Avi Wigderson is a counterexample to TWO stupid thoughts of G.H. Hardy

Computational Complexity 2024-04-15

 Recently

1) Avi Wigderson won the Turing Award (See blog posts by Fortnow-here, Scott-here, Lipton-Regan here, and the ACM announcement here).  The last time I could find when Fortnow-Gasarch, Scott, Lipton-Regan all blogged on the same topic was when Goldwasser-Micali won the Turing Award- see the blog entries (here, here,here). We rarely coordinate. For that matter, even Fortnow and Gasarch rarely coordinate.

2) My joint book review of G.H. Hardy's  A Mathematician's Apology (1940) and L.N. Trefethen's An Applied Mathematician's Apology appeared in SIGACT News. 

These two events would seem unrelated. However, I criticize two points in Hardy's book; and those two points relate to Avi.  The book review is here

POINT ONE: Hardy says that Mathematics is a young man's game and that if you are over 40 then you are over the hill. He gives some fair example (Gauss, Newton) and some unfair ones (Galois, Ramanujan who died before they were 40.) Rather than STATE this fact he should have made it a CONJECTURE to be studied. I would make it two conjectures: 

Was it true for math that Hardy would know about? Since most people died younger in those days, there might be to small a sample size. Euler and Leibniz might be counterexamples.

Is it true now? AVI is clearly a counterexample. Other modern counterexamples: Michael Rabin, Leslie  Valiant, Roger Apery (proved zeta(3) irrational at the age of 62), Yitang Zhang (bounded gaps between primes at age 58, which, alas, is not a prime-- would have been really cool if it was a twin prime), Louis de Branges (proof of the Bieberbach conjecture at 51), Andre Weil, Jean-Pierre Serre. Is that enough people to disprove Hardy's conjecture? 
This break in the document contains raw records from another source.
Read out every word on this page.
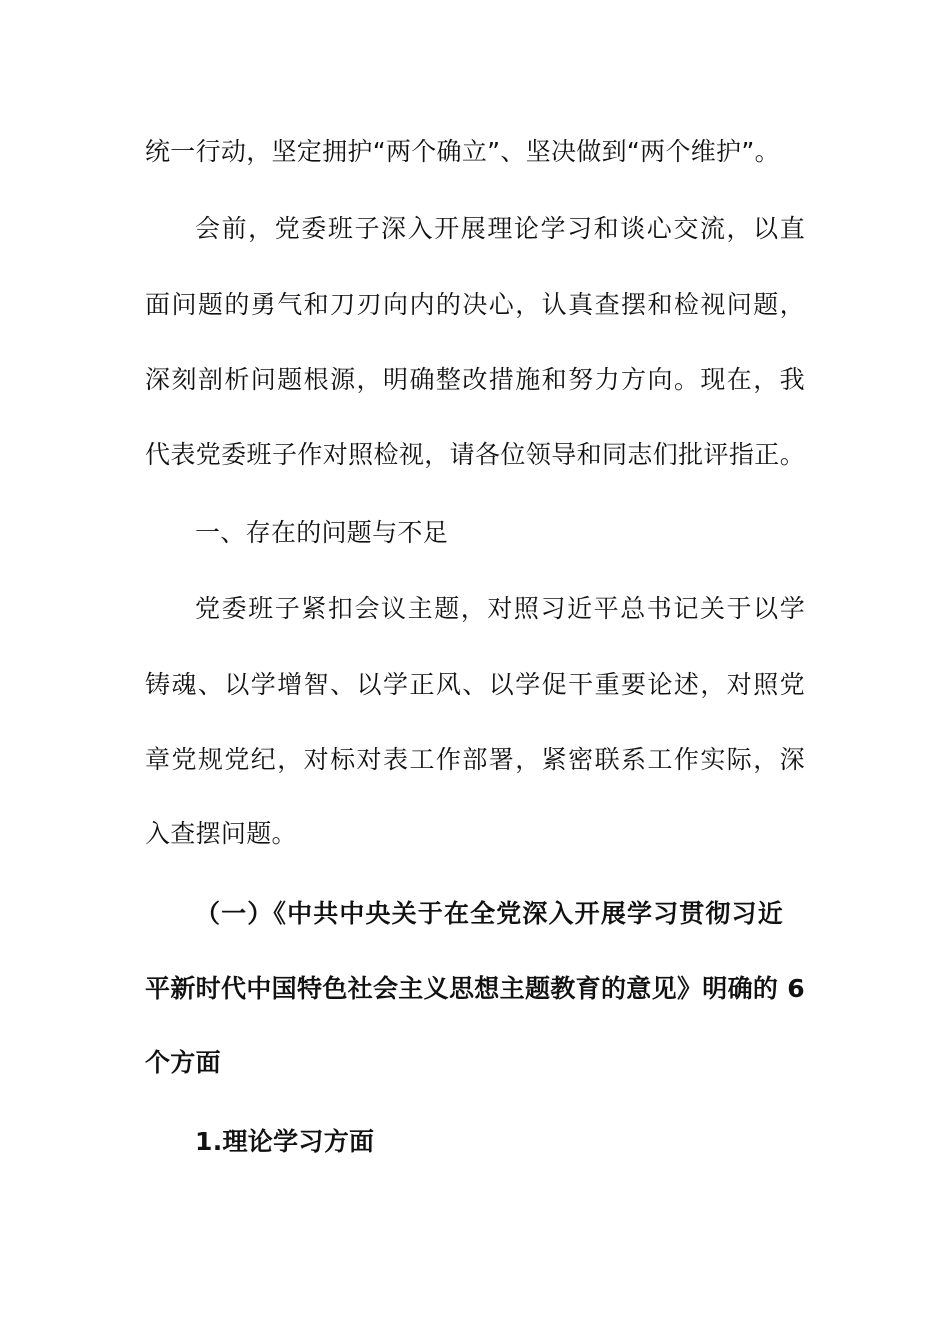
统一行动，坚定拥护“两个确立”、坚决做到“两个维护”。
会前，党委班子深入开展理论学习和谈心交流，以直
面问题的勇气和刀刃向内的决心，认真查摆和检视问题，
深刻剖析问题根源，明确整改措施和努力方向。现在，我
代表党委班子作对照检视，请各位领导和同志们批评指正。
一、存在的问题与不足
党委班子紧扣会议主题，对照习近平总书记关于以学
铸魂、以学增智、以学正风、以学促干重要论述，对照党
章党规党纪，对标对表工作部署，紧密联系工作实际，深
入查摆问题。
（一）《中共中央关于在全党深入开展学习贯彻习近
平新时代中国特色社会主义思想主题教育的意见》明确的 6
个方面
1.理论学习方面
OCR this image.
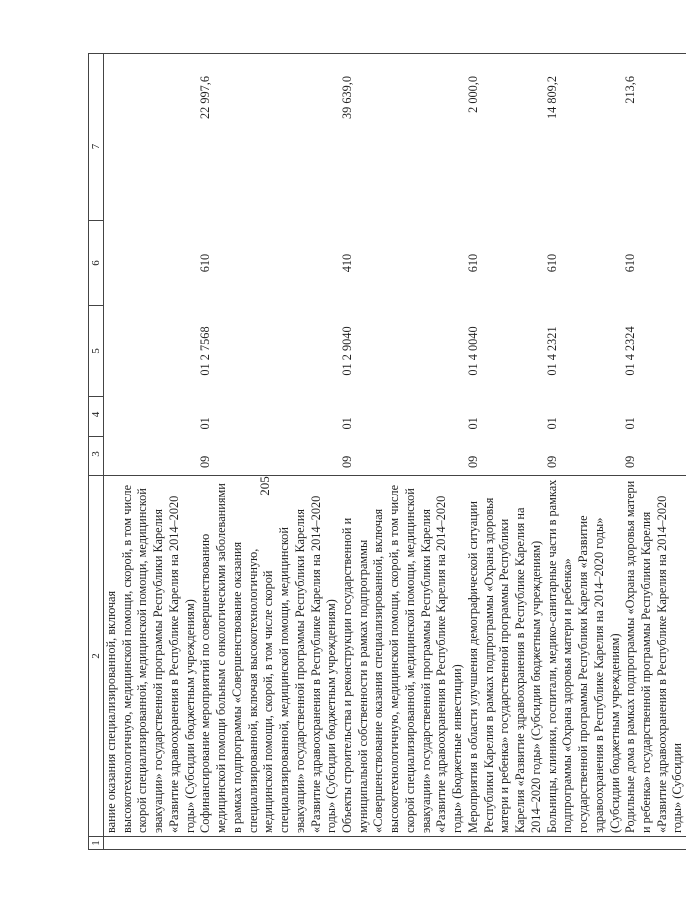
205
1	2	3	4	5	6	7
	вание оказания специализированной, включая высокотехнологичную, медицинской помощи, скорой, в том числе скорой специализированной, медицинской помощи, медицинской эвакуации» государственной программы Республики Карелия «Развитие здравоохранения в Республике Карелия на 2014–2020 годы» (Субсидии бюджетным учреждениям)					
	Софинансирование мероприятий по совершенствованию медицинской помощи больным с онкологическими заболеваниями в рамках подпрограммы «Совершенствование оказания специализированной, включая высокотехнологичную, медицинской помощи, скорой, в том числе скорой специализированной, медицинской помощи, медицинской эвакуации» государственной программы Республики Карелия «Развитие здравоохранения в Республике Карелия на 2014–2020 годы» (Субсидии бюджетным учреждениям)	09	01	01 2 7568	610	22 997,6
	Объекты строительства и реконструкции государственной и муниципальной собственности в рамках подпрограммы «Совершенствование оказания специализированной, включая высокотехнологичную, медицинской помощи, скорой, в том числе скорой специализированной, медицинской помощи, медицинской эвакуации» государственной программы Республики Карелия «Развитие здравоохранения в Республике Карелия на 2014–2020 годы» (Бюджетные инвестиции)	09	01	01 2 9040	410	39 639,0
	Мероприятия в области улучшения демографической ситуации Республики Карелия в рамках подпрограммы «Охрана здоровья матери и ребенка» государственной программы Республики Карелия «Развитие здравоохранения в Республике Карелия на 2014–2020 годы» (Субсидии бюджетным учреждениям)	09	01	01 4 0040	610	2 000,0
	Больницы, клиники, госпитали, медико-санитарные части в рамках подпрограммы «Охрана здоровья матери и ребенка» государственной программы Республики Карелия «Развитие здравоохранения в Республике Карелия на 2014–2020 годы» (Субсидии бюджетным учреждениям)	09	01	01 4 2321	610	14 809,2
	Родильные дома в рамках подпрограммы «Охрана здоровья матери и ребенка» государственной программы Республики Карелия «Развитие здравоохранения в Республике Карелия на 2014–2020 годы» (Субсидии	09	01	01 4 2324	610	213,6
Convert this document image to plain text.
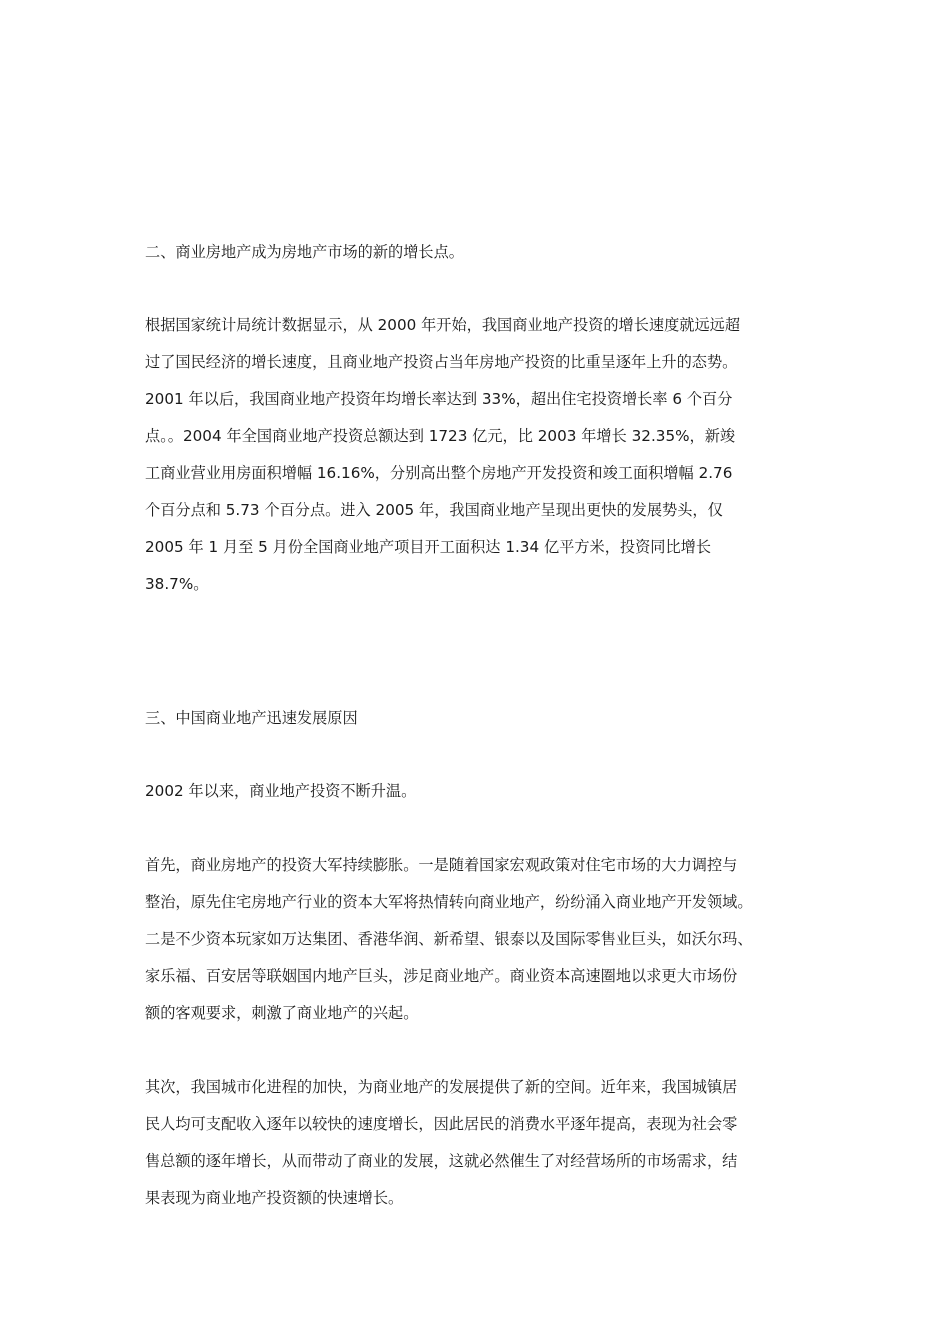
二、商业房地产成为房地产市场的新的增长点。
根据国家统计局统计数据显示，从 2000 年开始，我国商业地产投资的增长速度就远远超
过了国民经济的增长速度，且商业地产投资占当年房地产投资的比重呈逐年上升的态势。
2001 年以后，我国商业地产投资年均增长率达到 33%，超出住宅投资增长率 6 个百分
点。。2004 年全国商业地产投资总额达到 1723 亿元，比 2003 年增长 32.35%，新竣
工商业营业用房面积增幅 16.16%，分别高出整个房地产开发投资和竣工面积增幅 2.76
个百分点和 5.73 个百分点。进入 2005 年，我国商业地产呈现出更快的发展势头，仅
2005 年 1 月至 5 月份全国商业地产项目开工面积达 1.34 亿平方米，投资同比增长
38.7%。
三、中国商业地产迅速发展原因
2002 年以来，商业地产投资不断升温。
首先，商业房地产的投资大军持续膨胀。一是随着国家宏观政策对住宅市场的大力调控与
整治，原先住宅房地产行业的资本大军将热情转向商业地产，纷纷涌入商业地产开发领域。
二是不少资本玩家如万达集团、香港华润、新希望、银泰以及国际零售业巨头，如沃尔玛、
家乐福、百安居等联姻国内地产巨头，涉足商业地产。商业资本高速圈地以求更大市场份
额的客观要求，刺激了商业地产的兴起。
其次，我国城市化进程的加快，为商业地产的发展提供了新的空间。近年来，我国城镇居
民人均可支配收入逐年以较快的速度增长，因此居民的消费水平逐年提高，表现为社会零
售总额的逐年增长，从而带动了商业的发展，这就必然催生了对经营场所的市场需求，结
果表现为商业地产投资额的快速增长。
Despite the counterexamples I provided, we have all seen some mathematicians stop producing after a time. I offer two reasons for this

a) (Andrew Gleason told me this one) A mathematician works in a field, and the field dries up. Changing fields is hard since math has so much prereq knowledge.  CS has less of that problem. One can see if in the counterexamples above, and in other counterexamples, the fields they were in didn't dry up. 

b) The Peter Principle: Abosla is a great research so lets make her department chair!

My conjecture: The notion that math is a young mans game is false. 

POINT TWO: Applied Math is dull. Trefethan's book makes a good counter argument to this. I will say something else.

Even in Hardy's time he would have seen (if his head was not so far up his ass) that math, applied math, physics, compute science and perhaps other areas interact with each other. It is common to say that things done in pure math get applied. However, there are also cases where pure math uses a theorem from applied math. Or where Physics MOTIVATES a topic in pure or applied math. The boundaries are rather thin and none of these areas has the intellectual or moral high ground. There is the matter of personal taste, and if G.H. Hardy prefers pure math, that's fine for him. But he should not mistake his tastes for anything global. And is well known, he thought pure math like number theory would never apply to the real world. He was wrong about that of course. But also notice that Cryptography motivated work in number theory.  I am not sure if I would call AVI's work applied math,but it was certainty motivated by applied considerations.